"Sex is full of lies. The body tries to tell the truth. But, it's usually too battered with rules to be heard, and bound with pretenses so it can hardly move. We cripple ourselves with lies."
Where did my orgasm go?
I am on a road to self-discovery and what I have learned has been over whelming. See; over eight years ago I had emergency surgery to save my life. It left me with some nerve damage. I have decreased sensation in my legs and bladder, and I have severe pain in my back. At that time I just assumed that arousal would be out of the question! I never realized that I was shutting myself off to achieving orgasm. I thought my inability was caused by my body, my medications or the depression. Over the last few years I struggled to come to terms with the fact that my health issues had changed my sexual being. I had pretty much decided that if I could please my husband, have fun and connect with him I was happy and fulfilled. I would sometimes be able to achieve an orgasm and that would be glorious. I would remember how great it felt to orgasm and want more. When I would try for more however, I would find it impossible. It became hard work to have an orgasm, so I would give up. This became a horrible cycle. I gave up trying and justified this by saying,"It will happen when it happens."
I have started trying to resolve some other issues in my life over the last few months. I found that I have a whole lot of unresolved issues! As I began to work through some of these issues I found that I was able to become aroused more easily. This lead to my biggest question: If I can masturbate to orgasm why can't I have an orgasm as easily during sex with my husband?
I began to look for answers and I had found some good resources. One of them was a book called "The Elusive Orgasm" by Vivienne Cass Ph.D. and I am currently working through it. I am finding out more and more about my body, my emotions and the real reason I am having trouble achieving orgasm when I want it. I thought it was my nerve disorder that had taken away any real hope of having an orgasm. The problem with this theory was the fact that I was able to masturbate and have an orgasm when I was by myself, but I couldn't achieve orgasm reliably with my husband. This was the pattern of my orgasms. I also realized that I will plateau when having sex with my husband. I let him bring me to a certain point of pleasure and then I cut it off. I start thinking of things I have to do or didn't do. My mind wanders and one of the biggest obstacles is the fact that my kids are now teenagers and our walls are so very thin. I am so afraid they will hear us, knock on the door and want something, or just generally be nosy. I would also think about how my body looked while having sex. I learned by reading and really digging into my own life that I was the problem- I was blocking my own orgasm!
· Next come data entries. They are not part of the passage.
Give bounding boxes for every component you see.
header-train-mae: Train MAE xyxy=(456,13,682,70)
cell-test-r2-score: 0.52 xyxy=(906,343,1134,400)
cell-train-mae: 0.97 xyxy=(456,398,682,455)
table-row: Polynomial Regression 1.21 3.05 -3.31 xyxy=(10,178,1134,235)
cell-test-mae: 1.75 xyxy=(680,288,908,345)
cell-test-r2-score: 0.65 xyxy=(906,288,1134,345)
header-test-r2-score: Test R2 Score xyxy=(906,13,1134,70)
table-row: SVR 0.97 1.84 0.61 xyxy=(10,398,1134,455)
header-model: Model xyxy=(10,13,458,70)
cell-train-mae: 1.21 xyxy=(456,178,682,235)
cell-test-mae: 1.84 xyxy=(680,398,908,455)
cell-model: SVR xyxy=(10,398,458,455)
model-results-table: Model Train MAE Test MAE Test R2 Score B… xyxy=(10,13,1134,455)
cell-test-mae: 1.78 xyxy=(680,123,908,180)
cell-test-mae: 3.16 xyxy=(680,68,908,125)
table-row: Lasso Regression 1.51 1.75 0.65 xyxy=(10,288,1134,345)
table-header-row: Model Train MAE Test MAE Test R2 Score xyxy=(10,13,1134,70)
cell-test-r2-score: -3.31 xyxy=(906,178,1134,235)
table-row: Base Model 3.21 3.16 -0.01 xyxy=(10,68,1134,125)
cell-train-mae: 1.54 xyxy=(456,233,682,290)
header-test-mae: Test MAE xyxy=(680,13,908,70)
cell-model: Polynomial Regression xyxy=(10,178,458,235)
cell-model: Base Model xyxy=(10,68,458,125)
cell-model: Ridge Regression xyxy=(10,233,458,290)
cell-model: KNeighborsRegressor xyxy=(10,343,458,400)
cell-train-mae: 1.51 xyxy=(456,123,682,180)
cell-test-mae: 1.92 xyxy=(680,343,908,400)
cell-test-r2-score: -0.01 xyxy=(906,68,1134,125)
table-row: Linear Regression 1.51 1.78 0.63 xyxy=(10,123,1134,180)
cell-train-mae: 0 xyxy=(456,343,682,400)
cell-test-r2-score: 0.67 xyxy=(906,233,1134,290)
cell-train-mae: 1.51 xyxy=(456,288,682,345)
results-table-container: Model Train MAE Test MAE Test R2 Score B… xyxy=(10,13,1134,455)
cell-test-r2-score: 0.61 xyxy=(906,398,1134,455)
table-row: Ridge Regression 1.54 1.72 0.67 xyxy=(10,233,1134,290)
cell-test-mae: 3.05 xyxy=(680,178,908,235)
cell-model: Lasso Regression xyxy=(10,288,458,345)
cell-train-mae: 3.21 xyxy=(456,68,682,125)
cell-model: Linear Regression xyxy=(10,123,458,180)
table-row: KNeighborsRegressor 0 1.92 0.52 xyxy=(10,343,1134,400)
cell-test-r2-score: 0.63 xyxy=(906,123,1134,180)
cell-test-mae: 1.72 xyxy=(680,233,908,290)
I have learned that I put myself last; like most women do. Even when we have sex I want him to relax and to be stress free. I want to make him feel good, and I forgot that it is okay to let him make me feel good. I am worth the time he is willing to put in. Somewhere along the way I had forgotten this.
There are several quizzes throughout "The Elusive Orgasm", but the one that got to me the most was when she gave a exercise that was meant to stimulate the body through the mind. The author asked me to sit back and close my eyes. I was to fill my mind with visions of sex in as much detail as possible. At first I really couldn't do it. I persisted and after a few times I could feel myself getting aroused. I was shocked! I never thought of myself as being a visual person. I was able to make myself feel good just by thinking. I could have masturbated at that point but I wanted to just feel what I did without the distraction. It was a great feeling of letting go and doing something different.
I am telling myself, every day, that I am worth the time I am putting in. I am also trying to take time during the day to stop and really feel how I feel. I have to say this is weird! Most of the time all I come up with is I'm tired. I find that I can feel how each body part feels. Like; my back may hurt but when I focus on the sensations I find that I am somewhat turned on. I never stopped to notice this before and it's great. I know now that I can simply feel and stimulate myself. I know, now, that my husband can stimulate me as well. I know that I am on the right track because I am feeling very different about myself.
To keep me on track I wrote all my answers to my quizzes in my book. It has all my personal answers in the margins. I am going to let my husband read through it someday. I think if he sees and reads some of the book he can understand me better; how I work, so to speak, and it will make things easier for him.
I have already tried to come up with some of the answers to the problems I have. We are getting ready to move so the one thing we are going to fix is having the kids on another floor or on the other side of the house. This will let me relax and let go, and hopefully enjoy my orgasm. I am also working on letting him give me oral. I love when he does this but for some reason I have been unable to completely relax.
This whole process is slow, but I have learned so much in just a short time. I will keep working on this and will let everyone know if I find my "O".